Following is an excerpt from Mr. Pray's article:
"The most common attack is launched after the hacker researches potential corporate targets so that a corporate executive will be more likely to click on a link in an email, which will either load malware or steal the executive’s Office 365 log-in credentials. This is known as a spear-phishing attack. The attacking email will likely be from a familiar customer or contact, and will contain information that would fit with the target’s business. Once the hacker obtains those credentials, the hacker modifies the Outlook rules so that their emails are not seen by the actual company officer. The hacker is then free to launch very sophisticated invoice fraud attacks—not only on the company itself but also on both its customers and suppliers. The hacker will impersonate someone with authority to submit fake invoices using the company’s own email system and order the company’s accounting department to wire funds to bank accounts that the hacker controls.
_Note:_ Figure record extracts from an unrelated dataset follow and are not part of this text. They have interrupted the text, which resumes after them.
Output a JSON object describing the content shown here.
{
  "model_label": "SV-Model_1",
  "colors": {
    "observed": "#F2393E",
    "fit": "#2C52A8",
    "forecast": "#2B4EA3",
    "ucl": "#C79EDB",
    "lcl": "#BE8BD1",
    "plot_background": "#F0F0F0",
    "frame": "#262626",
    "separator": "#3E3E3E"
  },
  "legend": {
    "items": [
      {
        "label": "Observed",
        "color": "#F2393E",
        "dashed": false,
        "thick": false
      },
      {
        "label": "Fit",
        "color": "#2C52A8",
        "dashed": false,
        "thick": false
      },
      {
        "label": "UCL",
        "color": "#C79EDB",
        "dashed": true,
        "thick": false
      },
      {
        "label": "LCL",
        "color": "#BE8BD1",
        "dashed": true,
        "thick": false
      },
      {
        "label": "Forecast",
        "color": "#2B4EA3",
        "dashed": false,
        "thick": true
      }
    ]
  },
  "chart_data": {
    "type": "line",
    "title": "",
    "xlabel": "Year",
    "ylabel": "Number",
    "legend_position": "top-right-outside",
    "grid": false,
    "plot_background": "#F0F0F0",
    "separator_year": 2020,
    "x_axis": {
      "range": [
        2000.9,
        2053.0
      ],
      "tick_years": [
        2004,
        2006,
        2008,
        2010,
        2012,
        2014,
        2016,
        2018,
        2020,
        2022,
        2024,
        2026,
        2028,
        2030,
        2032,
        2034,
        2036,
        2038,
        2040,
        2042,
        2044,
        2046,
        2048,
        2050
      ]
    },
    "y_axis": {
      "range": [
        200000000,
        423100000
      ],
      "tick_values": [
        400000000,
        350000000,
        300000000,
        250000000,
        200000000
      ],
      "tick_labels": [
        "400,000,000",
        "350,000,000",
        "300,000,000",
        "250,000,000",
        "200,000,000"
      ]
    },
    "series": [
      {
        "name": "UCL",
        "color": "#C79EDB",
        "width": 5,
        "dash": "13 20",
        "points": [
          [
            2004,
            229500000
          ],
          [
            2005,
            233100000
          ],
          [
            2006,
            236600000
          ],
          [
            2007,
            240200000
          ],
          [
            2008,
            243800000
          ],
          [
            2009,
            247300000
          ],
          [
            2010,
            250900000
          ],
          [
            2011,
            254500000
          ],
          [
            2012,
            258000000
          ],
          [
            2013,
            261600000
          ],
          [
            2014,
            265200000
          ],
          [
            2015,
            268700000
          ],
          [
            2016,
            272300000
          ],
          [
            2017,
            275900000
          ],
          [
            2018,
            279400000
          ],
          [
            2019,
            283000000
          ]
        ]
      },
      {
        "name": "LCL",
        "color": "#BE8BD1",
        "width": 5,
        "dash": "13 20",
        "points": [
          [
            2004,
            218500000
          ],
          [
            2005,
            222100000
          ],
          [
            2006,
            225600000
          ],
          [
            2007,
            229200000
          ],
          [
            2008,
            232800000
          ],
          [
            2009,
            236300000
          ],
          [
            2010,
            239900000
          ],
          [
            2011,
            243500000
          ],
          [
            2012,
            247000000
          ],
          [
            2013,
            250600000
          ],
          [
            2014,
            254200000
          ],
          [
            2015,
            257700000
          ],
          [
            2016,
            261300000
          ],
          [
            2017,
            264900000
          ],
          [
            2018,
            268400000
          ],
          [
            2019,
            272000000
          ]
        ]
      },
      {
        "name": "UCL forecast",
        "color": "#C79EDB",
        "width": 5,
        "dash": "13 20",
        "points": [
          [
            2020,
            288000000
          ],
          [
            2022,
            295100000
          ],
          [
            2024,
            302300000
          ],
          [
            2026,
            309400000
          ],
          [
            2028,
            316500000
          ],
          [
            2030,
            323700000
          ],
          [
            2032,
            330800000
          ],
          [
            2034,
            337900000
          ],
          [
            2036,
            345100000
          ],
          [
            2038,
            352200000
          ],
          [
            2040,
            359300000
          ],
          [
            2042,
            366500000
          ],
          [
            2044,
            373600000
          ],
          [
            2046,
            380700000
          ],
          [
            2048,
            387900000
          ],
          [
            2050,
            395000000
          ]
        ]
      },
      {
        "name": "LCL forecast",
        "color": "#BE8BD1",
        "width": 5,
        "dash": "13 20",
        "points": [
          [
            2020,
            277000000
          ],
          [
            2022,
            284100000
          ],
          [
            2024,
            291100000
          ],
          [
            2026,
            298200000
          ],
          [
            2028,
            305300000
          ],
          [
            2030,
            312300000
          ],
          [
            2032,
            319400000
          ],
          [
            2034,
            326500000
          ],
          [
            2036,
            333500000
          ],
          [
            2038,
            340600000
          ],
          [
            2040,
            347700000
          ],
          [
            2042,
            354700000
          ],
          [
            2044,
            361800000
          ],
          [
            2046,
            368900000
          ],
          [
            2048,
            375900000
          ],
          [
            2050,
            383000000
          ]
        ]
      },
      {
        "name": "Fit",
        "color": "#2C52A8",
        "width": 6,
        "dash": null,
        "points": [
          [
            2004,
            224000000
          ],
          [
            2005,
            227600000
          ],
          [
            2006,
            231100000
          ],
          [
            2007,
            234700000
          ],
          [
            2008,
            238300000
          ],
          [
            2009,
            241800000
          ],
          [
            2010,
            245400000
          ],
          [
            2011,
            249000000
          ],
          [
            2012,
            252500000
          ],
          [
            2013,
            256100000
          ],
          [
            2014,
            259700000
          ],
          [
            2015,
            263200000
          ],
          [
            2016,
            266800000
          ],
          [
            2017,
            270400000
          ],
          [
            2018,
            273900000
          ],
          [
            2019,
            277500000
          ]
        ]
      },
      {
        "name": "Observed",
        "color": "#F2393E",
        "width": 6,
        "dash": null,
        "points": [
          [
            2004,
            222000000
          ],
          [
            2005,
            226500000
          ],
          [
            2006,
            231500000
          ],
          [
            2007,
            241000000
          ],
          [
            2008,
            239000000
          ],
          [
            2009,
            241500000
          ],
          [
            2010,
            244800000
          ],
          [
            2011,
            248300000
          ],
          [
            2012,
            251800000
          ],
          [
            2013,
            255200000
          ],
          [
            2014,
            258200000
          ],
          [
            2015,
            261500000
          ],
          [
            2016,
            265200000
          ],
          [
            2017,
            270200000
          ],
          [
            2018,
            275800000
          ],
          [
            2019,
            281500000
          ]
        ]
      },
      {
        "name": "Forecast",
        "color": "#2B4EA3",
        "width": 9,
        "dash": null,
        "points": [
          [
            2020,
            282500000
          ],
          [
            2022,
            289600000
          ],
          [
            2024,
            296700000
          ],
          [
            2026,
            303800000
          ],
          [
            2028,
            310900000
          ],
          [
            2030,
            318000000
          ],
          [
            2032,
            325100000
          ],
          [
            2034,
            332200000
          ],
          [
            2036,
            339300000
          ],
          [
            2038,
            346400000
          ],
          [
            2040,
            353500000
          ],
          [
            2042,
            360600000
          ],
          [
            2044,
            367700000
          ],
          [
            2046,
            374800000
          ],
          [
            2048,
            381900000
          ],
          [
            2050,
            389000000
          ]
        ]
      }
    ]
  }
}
The hacker may also send fake invoices to the company’s clients with faked wire instructions. The hacker may also steal vendor and customer information so that the hacker can target those companies for a second round of attacks."
Gone are the days where spoof emails are easily spotted - - sophisticated cyber criminals of today aren't looking to play, but rather are looking to win. The new wave of emails are sent from a corporate account and will have no signs of outside influence; no misspellings or false extensions. An email will arrive from your legitimate corporate account including a legitimate copy of your corporate invoice(s) instructing your employees, vendors, and customers to transmit bank funds into a hacker controlled account.
Once hacked, the intrusion can spread from target to customer / target to vendor, exploiting system and personnel vulnerabilities to corporate detriment. A strong culture of system protections will help prevent hacks. Employee education, cross checks, system maintenance and securities, requiring multi-step authentication for wiring funds, and systems safety policies will all work to reduce the likelihood of a hack, and help catch one early-on.